Maxi sequestro di coca: i narcos incastrati da un veliero fantasma
di Michele Varì
2 min, 39 sec
Detective come Totò: gli 'ndranghetisti si sono accorti dell'inganno solo dopo l'arresto
Un milione di euro per una traversata oceanica a bordo di un veliero in realtà mai esistiti. Gli 'ndranghetisti arrestati nell'operazione "Buon vento genovese" (ecco spiegato perché all'operazione è stato dato il nome prendendo spunto dal saluto che si scambiano i velisti) si sono accorti dell'inganno solo quando sono stati arrestati della guardia di finanza.

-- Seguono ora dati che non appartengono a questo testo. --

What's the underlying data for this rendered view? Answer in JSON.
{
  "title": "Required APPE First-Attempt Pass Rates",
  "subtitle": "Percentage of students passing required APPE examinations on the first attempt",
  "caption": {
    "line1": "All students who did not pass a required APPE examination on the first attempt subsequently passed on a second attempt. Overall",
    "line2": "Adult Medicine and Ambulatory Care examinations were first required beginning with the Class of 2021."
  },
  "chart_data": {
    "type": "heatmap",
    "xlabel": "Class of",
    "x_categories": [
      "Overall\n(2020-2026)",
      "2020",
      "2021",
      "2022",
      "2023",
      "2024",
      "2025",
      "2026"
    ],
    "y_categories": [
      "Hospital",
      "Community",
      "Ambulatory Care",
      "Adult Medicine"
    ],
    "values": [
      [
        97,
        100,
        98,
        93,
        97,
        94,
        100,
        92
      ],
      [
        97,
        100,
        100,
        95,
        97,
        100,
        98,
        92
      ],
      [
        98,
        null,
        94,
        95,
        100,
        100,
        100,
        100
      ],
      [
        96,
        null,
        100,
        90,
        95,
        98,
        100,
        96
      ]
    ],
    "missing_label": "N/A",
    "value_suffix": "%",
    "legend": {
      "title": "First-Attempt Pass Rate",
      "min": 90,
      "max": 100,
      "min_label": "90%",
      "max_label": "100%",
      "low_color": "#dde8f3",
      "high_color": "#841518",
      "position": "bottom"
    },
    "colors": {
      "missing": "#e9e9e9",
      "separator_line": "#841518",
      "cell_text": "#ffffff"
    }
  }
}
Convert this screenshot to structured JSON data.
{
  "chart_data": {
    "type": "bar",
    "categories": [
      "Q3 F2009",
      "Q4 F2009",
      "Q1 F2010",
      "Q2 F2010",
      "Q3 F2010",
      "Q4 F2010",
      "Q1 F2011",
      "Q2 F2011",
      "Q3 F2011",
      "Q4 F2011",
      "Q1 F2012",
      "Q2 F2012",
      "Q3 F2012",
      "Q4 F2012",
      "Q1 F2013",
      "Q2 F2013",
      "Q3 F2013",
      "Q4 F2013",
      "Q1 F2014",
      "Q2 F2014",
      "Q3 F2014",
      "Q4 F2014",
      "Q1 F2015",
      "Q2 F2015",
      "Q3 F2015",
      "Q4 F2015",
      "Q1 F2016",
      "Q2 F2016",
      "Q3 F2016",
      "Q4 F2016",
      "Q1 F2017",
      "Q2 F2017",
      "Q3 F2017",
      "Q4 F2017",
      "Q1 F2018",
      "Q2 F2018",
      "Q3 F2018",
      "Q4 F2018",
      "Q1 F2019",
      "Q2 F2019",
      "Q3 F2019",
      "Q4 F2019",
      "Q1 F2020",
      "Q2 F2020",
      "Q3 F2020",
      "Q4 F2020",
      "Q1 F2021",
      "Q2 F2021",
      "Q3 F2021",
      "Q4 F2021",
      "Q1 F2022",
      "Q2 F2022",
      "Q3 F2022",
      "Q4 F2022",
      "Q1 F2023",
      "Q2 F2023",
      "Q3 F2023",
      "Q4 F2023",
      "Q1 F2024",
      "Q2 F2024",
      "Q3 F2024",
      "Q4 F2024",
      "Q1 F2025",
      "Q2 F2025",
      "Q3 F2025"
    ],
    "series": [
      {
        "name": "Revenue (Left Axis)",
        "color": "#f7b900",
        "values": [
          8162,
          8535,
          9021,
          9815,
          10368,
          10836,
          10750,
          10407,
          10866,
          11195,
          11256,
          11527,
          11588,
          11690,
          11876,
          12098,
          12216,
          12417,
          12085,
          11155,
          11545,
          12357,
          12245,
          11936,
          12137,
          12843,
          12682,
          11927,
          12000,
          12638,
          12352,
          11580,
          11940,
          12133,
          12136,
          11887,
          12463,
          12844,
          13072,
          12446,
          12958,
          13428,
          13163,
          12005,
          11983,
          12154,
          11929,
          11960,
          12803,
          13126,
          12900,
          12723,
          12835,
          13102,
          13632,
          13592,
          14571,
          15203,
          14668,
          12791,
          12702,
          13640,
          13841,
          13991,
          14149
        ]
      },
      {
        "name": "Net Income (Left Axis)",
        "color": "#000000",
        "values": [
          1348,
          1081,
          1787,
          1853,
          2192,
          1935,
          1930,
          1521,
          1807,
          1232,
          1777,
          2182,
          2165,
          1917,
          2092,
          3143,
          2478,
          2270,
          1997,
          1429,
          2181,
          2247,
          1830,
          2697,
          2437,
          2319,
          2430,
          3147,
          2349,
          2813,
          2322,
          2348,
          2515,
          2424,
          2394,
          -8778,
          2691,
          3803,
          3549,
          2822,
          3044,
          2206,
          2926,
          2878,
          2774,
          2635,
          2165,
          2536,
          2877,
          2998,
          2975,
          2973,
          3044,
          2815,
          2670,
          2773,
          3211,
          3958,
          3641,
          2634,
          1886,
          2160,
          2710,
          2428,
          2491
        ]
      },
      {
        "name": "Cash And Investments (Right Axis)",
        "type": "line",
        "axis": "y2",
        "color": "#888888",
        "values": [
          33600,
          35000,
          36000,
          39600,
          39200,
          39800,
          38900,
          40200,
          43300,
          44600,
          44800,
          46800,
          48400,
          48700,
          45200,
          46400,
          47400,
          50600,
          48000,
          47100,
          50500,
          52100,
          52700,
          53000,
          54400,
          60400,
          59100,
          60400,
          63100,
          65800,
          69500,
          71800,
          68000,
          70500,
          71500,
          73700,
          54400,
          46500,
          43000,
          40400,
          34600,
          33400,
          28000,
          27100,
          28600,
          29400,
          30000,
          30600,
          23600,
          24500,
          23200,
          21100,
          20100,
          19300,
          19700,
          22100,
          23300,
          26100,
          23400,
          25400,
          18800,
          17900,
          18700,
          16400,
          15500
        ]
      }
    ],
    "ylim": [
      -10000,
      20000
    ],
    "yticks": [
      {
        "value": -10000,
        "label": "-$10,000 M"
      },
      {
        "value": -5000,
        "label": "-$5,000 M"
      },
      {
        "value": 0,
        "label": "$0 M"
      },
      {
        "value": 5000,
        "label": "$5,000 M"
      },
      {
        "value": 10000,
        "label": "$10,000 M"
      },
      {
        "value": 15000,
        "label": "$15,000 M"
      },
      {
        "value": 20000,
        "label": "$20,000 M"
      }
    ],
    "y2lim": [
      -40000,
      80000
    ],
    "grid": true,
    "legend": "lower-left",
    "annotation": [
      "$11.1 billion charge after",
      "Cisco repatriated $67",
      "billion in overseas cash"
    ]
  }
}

I tre calabresi hanno pagato quella cifra in contanti per il trasporto di 368 chili di cocaina dalla Colombia al porto di Genova Sestri Ponente convinti che la droga fosse stata trasportata in Europa a bordo di una barca a vela di proprietà di uno skipper dei narcos che in realtà era un agente sottocopertura.
La barca promessa per la traversata oceanica non è mai esistita e ovviamente neppure il viaggio: l'inganno è stato architettato dai detective della Dea americana a Bogotà quando nel pattuire il viaggio fingendosi narcos hanno mostrato al boss Antonio Alvaro una barca a vela ancorata in un porto colombiano. “Viaggeremo su quel veliero...” hanno indicato genericamente.
Come nel film in cui Totò e Peppino cercano di vendere la fontana di Trevi ai turisti stranieri. Solo a parti invertite perché stavolta i furbi che imbrogliano sono stati gli americani (con i finanzieri italiani) e a fare la figura degli allocchi sono stati i calabresi.
La sceneggiata è stata completata simulando la traversata oceanica, viaggio in realtà mai effettuato perché la droga è arrivata in Italia con un altro mezzo (di cui non si può svelare il tipo), Cocaina necessaria per per arrestare in flagranza di reato gli 'ndranghestisi. Un viaggio solo virtuale eppure fatto monitorare passo passo dai calabresi che grazie a cellulari non intercettabili grazie a uno skimmer contattavano i presunti narcos con continue telefonate, “dove siete?”, “come è il mare'”.
Un viaggio virtuale che per essere verosimile è durato un mese: e in trenta giorni sono state molte le chiamate fra i calabresi e i detective sottocopertura che si sono spacciati per narcos in alto mare. Telefonate per aggiornare sullo stato del mare e delle navigazione, eppoi, sceneggiata finale, per avvertite gli Alvaro che il porticciolo prescelto, dopo le tappe in Spagna e a Marsiglia, per l'attracco in Italia era la piccola marina di Sestri Ponente, a Genova.
Qui altra scena comica quando ad Alvaro è stato mostrato un veliero a caso ancorato alla Marina simile a quello indicato in Colombia. Roba da ridere, ma è alla fine ha permesso agli investigatori di arrestare tre 'ndranghetisti fra calata Gadda e la marina dell'Aeroporto compreso il boss Antonio Alvaro affiliato alla cosca degli Alvaro di Sinopoli (Reggio Calabria), mentre un quarto è riuscito a fuggire, e recuperare la droga e il quasi milione di euro in contanti che la 'ndrangheta aveva portato a Genova per pagare il presunto skipper dei narcos.
Curiosità: nel milione di euro erano compresi anche 200 euro per corrompere i portuali, marittimi ovviamente mai esistiti. “A noi per portare qualsiasi quantità di droga in Italia serve un milione di euro per le spese del viaggio” avevano detto i narcos che in realtà erano detective della Dea e della guardia di finanza che hanno portato a termine l'”Operazione buon Vento genovese”, nome che poteva tradire la messinscena della traversata e della nave fantasma, eppure mai svelata dagli inquirenti.